If you require an educational objective for the activity, note that the snowwoman or snowman is a once a physical challenge and an art project.
Likewise, snowballs. If you’re looking for justification beyond play, note that packing one teaches you about heft and viscosity. Lofting one teaches you about trajectory.
Websites meant to counsel kibitzing adults urge them to construct a target and train for accuracy. But, please, kids don’t need targets or training. They do need the experience of discovery and agency. Leave them to it. They will find their own targets, including their playmates.
Rough-and-Tumble Snow Days
Which brings us to the virtues of rough-and-tumble. Think back to your snow-day play. Likely you will recall the wrestling and tumbling that snow-padding afforded, or if you have forgotten, watch kids play in the snow, and it will all come back.
Some will scramble atop a snowbank for precedence, temporarily defying those coup-plotters below who are looking to depose the victor. (We called it a king-of-the-mountain game once upon a time.) This is not simply about blowing off steam as an antidote to cabin fever, though that benefit is not to be sneezed at. Group play often invites literal sorting via rough-and-tumble competition, winter or summer, or whatever the game is called.
The dividends besides hilarity? Self-reliance. Resilience. Endurance. Curiosity about the natural world and its properties. And learning to bounce back for more.
Snow Days and Mental Health
The play theorist and developmental evolutionary psychologist Peter Gray notes that the kind of unstructured, free, outdoor play that the snow day encourages is crucial to understanding how to manage physical risk while building self-confidence.
Gray notes that, if deprived of social play experimentally, laboratory rats will be socially delayed and emotionally stunted.

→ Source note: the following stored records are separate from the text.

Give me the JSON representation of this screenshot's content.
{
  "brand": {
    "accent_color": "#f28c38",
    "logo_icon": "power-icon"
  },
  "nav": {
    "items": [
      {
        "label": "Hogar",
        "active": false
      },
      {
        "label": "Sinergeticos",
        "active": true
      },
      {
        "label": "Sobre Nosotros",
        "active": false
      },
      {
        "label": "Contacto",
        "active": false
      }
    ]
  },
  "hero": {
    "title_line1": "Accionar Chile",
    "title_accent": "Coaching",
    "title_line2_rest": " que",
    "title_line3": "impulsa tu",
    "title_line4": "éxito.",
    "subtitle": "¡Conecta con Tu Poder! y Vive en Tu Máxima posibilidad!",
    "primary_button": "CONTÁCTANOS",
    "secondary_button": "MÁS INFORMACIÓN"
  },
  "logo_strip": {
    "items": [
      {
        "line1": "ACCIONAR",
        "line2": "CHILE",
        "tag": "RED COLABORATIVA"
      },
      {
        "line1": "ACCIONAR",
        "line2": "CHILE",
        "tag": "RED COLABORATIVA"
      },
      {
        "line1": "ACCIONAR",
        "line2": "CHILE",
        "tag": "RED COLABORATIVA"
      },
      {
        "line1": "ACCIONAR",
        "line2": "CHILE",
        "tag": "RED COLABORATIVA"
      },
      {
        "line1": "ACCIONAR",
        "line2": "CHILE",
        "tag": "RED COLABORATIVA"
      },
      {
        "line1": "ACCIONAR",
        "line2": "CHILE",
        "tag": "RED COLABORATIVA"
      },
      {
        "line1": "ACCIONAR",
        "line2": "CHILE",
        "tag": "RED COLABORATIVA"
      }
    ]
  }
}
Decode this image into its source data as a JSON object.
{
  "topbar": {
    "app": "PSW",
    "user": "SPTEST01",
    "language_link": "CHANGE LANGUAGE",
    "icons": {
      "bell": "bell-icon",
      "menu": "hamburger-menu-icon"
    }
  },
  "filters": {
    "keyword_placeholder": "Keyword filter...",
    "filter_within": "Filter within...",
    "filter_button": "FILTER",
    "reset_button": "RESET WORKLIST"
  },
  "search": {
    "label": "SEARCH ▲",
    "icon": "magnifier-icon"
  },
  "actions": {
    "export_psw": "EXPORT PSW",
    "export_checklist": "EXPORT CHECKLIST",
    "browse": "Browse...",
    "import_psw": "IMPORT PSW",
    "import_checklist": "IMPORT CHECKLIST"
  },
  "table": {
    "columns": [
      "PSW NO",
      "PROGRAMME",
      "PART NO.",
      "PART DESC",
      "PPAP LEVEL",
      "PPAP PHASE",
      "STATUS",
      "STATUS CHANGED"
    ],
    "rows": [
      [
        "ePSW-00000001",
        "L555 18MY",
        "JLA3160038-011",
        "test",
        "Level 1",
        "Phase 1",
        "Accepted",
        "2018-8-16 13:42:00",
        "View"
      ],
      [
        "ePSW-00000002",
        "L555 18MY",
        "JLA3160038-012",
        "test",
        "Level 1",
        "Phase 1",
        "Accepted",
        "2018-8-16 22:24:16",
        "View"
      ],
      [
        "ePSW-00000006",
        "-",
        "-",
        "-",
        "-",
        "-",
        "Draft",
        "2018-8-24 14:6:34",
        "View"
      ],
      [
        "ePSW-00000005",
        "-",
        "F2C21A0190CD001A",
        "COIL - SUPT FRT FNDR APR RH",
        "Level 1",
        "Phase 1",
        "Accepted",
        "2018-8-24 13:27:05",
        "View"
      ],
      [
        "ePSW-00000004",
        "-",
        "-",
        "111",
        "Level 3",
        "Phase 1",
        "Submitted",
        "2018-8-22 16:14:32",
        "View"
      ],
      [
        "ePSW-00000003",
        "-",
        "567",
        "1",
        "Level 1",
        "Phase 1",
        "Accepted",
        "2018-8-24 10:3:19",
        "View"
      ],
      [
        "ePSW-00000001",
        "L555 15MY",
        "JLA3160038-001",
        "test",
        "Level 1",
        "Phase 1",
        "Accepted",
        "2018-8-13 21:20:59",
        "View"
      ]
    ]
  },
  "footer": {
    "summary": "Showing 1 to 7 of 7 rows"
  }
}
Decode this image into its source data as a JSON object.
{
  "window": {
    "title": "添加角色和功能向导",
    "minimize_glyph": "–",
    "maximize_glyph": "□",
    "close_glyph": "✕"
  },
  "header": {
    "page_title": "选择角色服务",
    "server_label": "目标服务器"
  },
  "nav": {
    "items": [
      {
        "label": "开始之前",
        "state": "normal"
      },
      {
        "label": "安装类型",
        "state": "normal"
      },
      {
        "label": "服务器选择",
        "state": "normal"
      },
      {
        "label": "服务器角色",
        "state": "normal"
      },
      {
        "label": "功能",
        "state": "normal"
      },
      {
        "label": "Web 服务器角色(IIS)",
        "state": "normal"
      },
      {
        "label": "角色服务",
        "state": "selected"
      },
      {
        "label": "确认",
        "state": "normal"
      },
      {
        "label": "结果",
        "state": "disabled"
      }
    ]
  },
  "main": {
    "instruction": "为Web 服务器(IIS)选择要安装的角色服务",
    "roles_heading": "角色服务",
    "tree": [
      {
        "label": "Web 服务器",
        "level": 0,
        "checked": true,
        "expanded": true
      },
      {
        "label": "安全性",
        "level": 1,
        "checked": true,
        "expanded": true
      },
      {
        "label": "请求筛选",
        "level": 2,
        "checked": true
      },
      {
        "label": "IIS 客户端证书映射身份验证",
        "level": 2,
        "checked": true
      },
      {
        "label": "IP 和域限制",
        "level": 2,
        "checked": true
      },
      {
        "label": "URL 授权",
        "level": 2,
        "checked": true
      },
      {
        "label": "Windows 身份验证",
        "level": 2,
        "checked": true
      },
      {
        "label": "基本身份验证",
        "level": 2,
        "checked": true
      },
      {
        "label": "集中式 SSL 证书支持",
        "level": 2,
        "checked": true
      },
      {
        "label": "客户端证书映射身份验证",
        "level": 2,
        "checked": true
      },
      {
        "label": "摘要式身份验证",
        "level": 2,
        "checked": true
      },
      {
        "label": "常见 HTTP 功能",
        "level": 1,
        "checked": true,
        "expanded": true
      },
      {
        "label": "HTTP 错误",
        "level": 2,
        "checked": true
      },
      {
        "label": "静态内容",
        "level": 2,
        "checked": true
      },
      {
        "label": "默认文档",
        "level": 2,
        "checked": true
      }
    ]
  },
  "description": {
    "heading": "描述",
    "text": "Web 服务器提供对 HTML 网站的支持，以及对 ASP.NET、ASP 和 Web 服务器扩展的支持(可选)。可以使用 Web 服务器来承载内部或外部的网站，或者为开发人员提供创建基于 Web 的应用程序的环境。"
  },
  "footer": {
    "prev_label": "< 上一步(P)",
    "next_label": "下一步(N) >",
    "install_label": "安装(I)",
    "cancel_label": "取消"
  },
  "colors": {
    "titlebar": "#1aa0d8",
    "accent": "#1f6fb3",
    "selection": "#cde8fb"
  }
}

Similarly, developing humans, those millions of overscheduled American children with deficient, restricted play-lives, for example, will less successfully manage fear and anger. Further, Gray believes that the steep rises in teenage anxiety and depression, a precipitous five-to-eightfold increase since the 1950s, are most easily and directly chalked up to an erosion of personal control and the restricted latitude and responsibility that result from play deprivation.
A Simple Message
So. For those municipal school systems that mean out of earnest motives to replace the occasional, propitious, potentially joyous, surprising, voluntary, and educationally yielding snow day that is full of discovery, with a day of dreary remote learning? Mental health advocates and free-play apostles have a simple message. Give it a rest.